In alto
Viviamo nel girone infernale dei commentatori, convinti di poter cambiare le cose, di avere voce in questo capitolo di storia.
Invece siamo silenzio, possiamo solo ascoltare.
Malika è musulmana. Parla con voce sommessa, arresa.
Racconta di come l’undici Settembre abbia cambiato lo sguardo delle persone su di lei, sul suo intercedere arabo nel parlare.
Oggi all’associazione arabo uguale Isis, nello sguardo della gente si è sostituito Hamas.

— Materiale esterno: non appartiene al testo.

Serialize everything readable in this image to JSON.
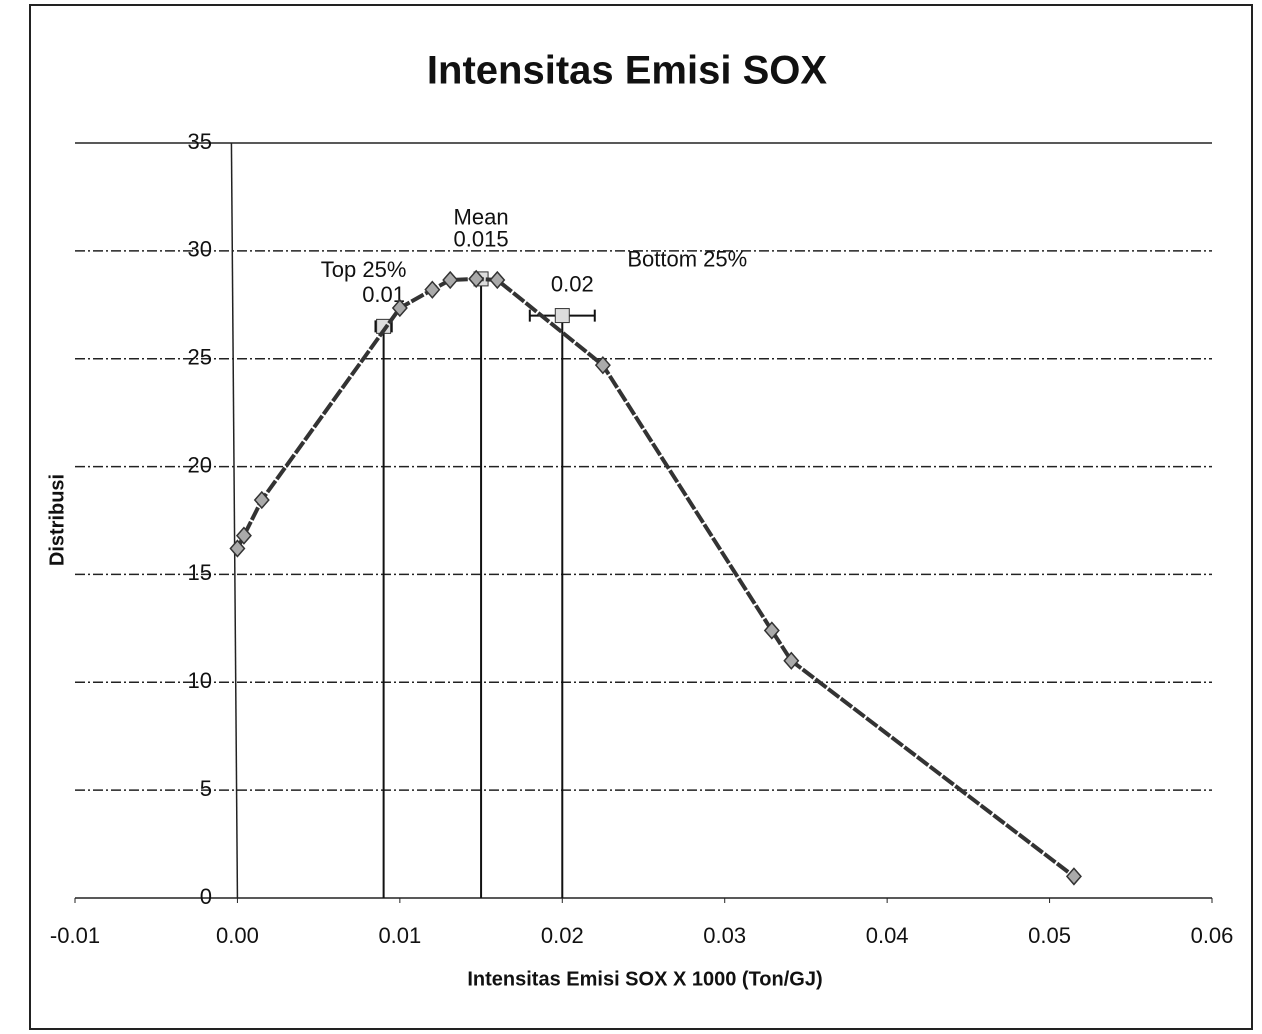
{
  "chart_data": {
    "type": "line",
    "title": "Intensitas Emisi SOX",
    "x_label": "Intensitas Emisi SOX X 1000 (Ton/GJ)",
    "y_label": "Distribusi",
    "x": [
      0,
      0.0004,
      0.0015,
      0.01,
      0.012,
      0.0131,
      0.0147,
      0.016,
      0.0225,
      0.0329,
      0.0341,
      0.0515
    ],
    "series": [
      {
        "color": "#333333",
        "marker_color": "#aaaaaa",
        "values": [
          16.2,
          16.8,
          18.45,
          27.35,
          28.2,
          28.65,
          28.7,
          28.65,
          24.7,
          12.4,
          11.0,
          1.0
        ]
      }
    ],
    "xlim": [
      -0.01,
      0.06
    ],
    "xticks": [
      -0.01,
      {
        "value": 0,
        "label": "0.00"
      },
      0.01,
      0.02,
      0.03,
      0.04,
      0.05,
      0.06
    ],
    "ylim": [
      0,
      35
    ],
    "yticks": [
      0,
      5,
      10,
      15,
      20,
      25,
      30,
      35
    ],
    "grid": true,
    "annotations": [
      {
        "text": "Top 25%",
        "value_label": "0.01",
        "x": 0.009,
        "y": 26.5,
        "xerr": 0.0005
      },
      {
        "text": "Mean",
        "value_label": "0.015",
        "x": 0.015,
        "y": 28.7
      },
      {
        "text": "Bottom 25%",
        "value_label": "0.02",
        "x": 0.02,
        "y": 27,
        "xerr": 0.002
      }
    ]
  }
}
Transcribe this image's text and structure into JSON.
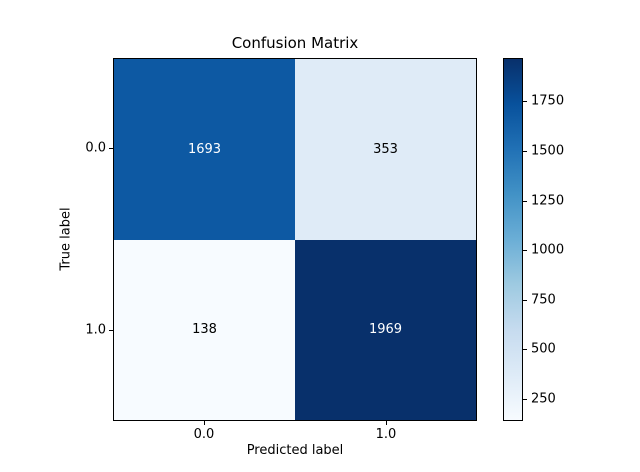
{
  "chart_data": {
    "type": "heatmap",
    "title": "Confusion Matrix",
    "xlabel": "Predicted label",
    "ylabel": "True label",
    "x_tick_labels": [
      "0.0",
      "1.0"
    ],
    "y_tick_labels": [
      "0.0",
      "1.0"
    ],
    "matrix": [
      [
        1693,
        353
      ],
      [
        138,
        1969
      ]
    ],
    "vmin": 138,
    "vmax": 1969,
    "colormap": "Blues",
    "cells": [
      {
        "row": 0,
        "col": 0,
        "value": "1693",
        "color": "#0d59a3",
        "text_color": "#ffffff"
      },
      {
        "row": 0,
        "col": 1,
        "value": "353",
        "color": "#dfebf7",
        "text_color": "#000000"
      },
      {
        "row": 1,
        "col": 0,
        "value": "138",
        "color": "#f7fbff",
        "text_color": "#000000"
      },
      {
        "row": 1,
        "col": 1,
        "value": "1969",
        "color": "#08306b",
        "text_color": "#ffffff"
      }
    ],
    "colorbar": {
      "gradient_stops": [
        "#f7fbff",
        "#deebf7",
        "#c6dbef",
        "#9ecae1",
        "#6baed6",
        "#4292c6",
        "#2171b5",
        "#08519c",
        "#08306b"
      ],
      "ticks": [
        {
          "value": 250,
          "label": "250"
        },
        {
          "value": 500,
          "label": "500"
        },
        {
          "value": 750,
          "label": "750"
        },
        {
          "value": 1000,
          "label": "1000"
        },
        {
          "value": 1250,
          "label": "1250"
        },
        {
          "value": 1500,
          "label": "1500"
        },
        {
          "value": 1750,
          "label": "1750"
        }
      ]
    },
    "layout": {
      "grid": false,
      "legend": false,
      "colorbar_position": "right"
    }
  }
}
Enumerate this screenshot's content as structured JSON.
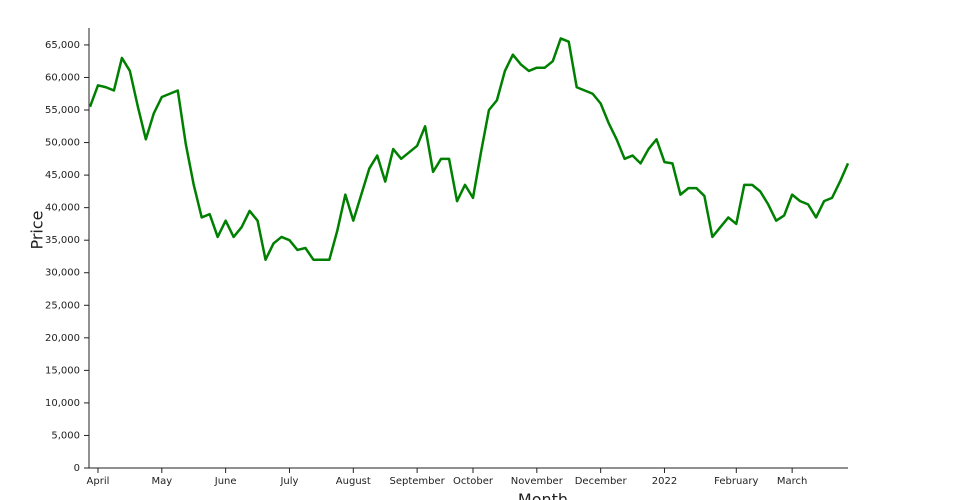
{
  "chart_data": {
    "type": "line",
    "x_label": "Month",
    "y_label": "Price",
    "categories": [
      null,
      "April",
      null,
      null,
      null,
      null,
      null,
      null,
      null,
      "May",
      null,
      null,
      null,
      null,
      null,
      null,
      null,
      "June",
      null,
      null,
      null,
      null,
      null,
      null,
      null,
      "July",
      null,
      null,
      null,
      null,
      null,
      null,
      null,
      "August",
      null,
      null,
      null,
      null,
      null,
      null,
      null,
      "September",
      null,
      null,
      null,
      null,
      null,
      null,
      "October",
      null,
      null,
      null,
      null,
      null,
      null,
      null,
      "November",
      null,
      null,
      null,
      null,
      null,
      null,
      null,
      "December",
      null,
      null,
      null,
      null,
      null,
      null,
      null,
      "2022",
      null,
      null,
      null,
      null,
      null,
      null,
      null,
      null,
      "February",
      null,
      null,
      null,
      null,
      null,
      null,
      "March",
      null,
      null,
      null,
      null,
      null,
      null,
      null
    ],
    "series": [
      {
        "name": "Price",
        "color": "#008000",
        "values": [
          55500,
          58800,
          58500,
          58000,
          63000,
          61000,
          55500,
          50500,
          54500,
          57000,
          57500,
          58000,
          49800,
          43500,
          38500,
          39000,
          35500,
          38000,
          35500,
          37000,
          39500,
          38000,
          32000,
          34500,
          35500,
          35000,
          33500,
          33800,
          32000,
          32000,
          32000,
          36500,
          42000,
          38000,
          42000,
          46000,
          48000,
          44000,
          49000,
          47500,
          48500,
          49500,
          52500,
          45500,
          47500,
          47500,
          41000,
          43500,
          41500,
          48500,
          55000,
          56500,
          61000,
          63500,
          62000,
          61000,
          61500,
          61500,
          62500,
          66000,
          65500,
          58500,
          58000,
          57500,
          56000,
          53000,
          50500,
          47500,
          48000,
          46800,
          49000,
          50500,
          47000,
          46800,
          42000,
          43000,
          43000,
          41800,
          35500,
          37000,
          38500,
          37500,
          43500,
          43500,
          42500,
          40500,
          38000,
          38800,
          42000,
          41000,
          40500,
          38500,
          41000,
          41500,
          44000,
          46800
        ]
      }
    ],
    "ylim": [
      0,
      67600
    ],
    "yticks": [
      0,
      {
        "value": 5000,
        "label": "5,000"
      },
      {
        "value": 10000,
        "label": "10,000"
      },
      {
        "value": 15000,
        "label": "15,000"
      },
      {
        "value": 20000,
        "label": "20,000"
      },
      {
        "value": 25000,
        "label": "25,000"
      },
      {
        "value": 30000,
        "label": "30,000"
      },
      {
        "value": 35000,
        "label": "35,000"
      },
      {
        "value": 40000,
        "label": "40,000"
      },
      {
        "value": 45000,
        "label": "45,000"
      },
      {
        "value": 50000,
        "label": "50,000"
      },
      {
        "value": 55000,
        "label": "55,000"
      },
      {
        "value": 60000,
        "label": "60,000"
      },
      {
        "value": 65000,
        "label": "65,000"
      }
    ],
    "grid": false
  }
}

Ma lei, dice barcollando nel suo italiano, non è Isis, non è Hamas, è semplicemente una donna che prega il suo dio come noi preghiamo il nostro, vergognandoci delle crociate, dei libri bruciati, della pedofilia in Vaticano.
Il suo fidanzato ha il passaporto del Quatar ma origini palestinesi.
Nell’ultima settimana ha perso la sua casa nella striscia di Gaza, sotto la casa ha perso lo zio, la zia, i cugini.
Una famiglia spazzata via in un’ onda di violenza.
Lui piange impotente dall’Italia, dove è in attesa che la nave da guerra del suo paese venga riammodernata.
Perché siamo bravissimi a chiedere pace ma siamo più bravi a vendere missili, bombe, navi per le loro flotte.
Siamo bravissimi ad armarli fino ai denti e poi a fare la faccia contrita davanti ai giornalisti fuori da Palazzo Chigi.
Ecco, questa guerra non è solo in una striscia di terra, questa guerra bombarda vite capillari in tutto il mondo, uomini e donne che dall’America alla Francia, dalla Germania all’Italia, perdono fratelli e sorelle e madri e padri.
Noi rivolgiamo lo sguardo verso l’alto chiedendo che tutto finisca.
Un retaggio di ogni religione ci ha insegnato che in alto ci sta dio, in alto volano leggere le preghiere.
Invece in alto, nei piani alti, questa guerra la alimentano come si alimenta un cucciolo affamato.
Dove noi vediamo morte loro vedono distese di denaro.
In alto non è il cielo, ma il punto più caldo dell’inferno.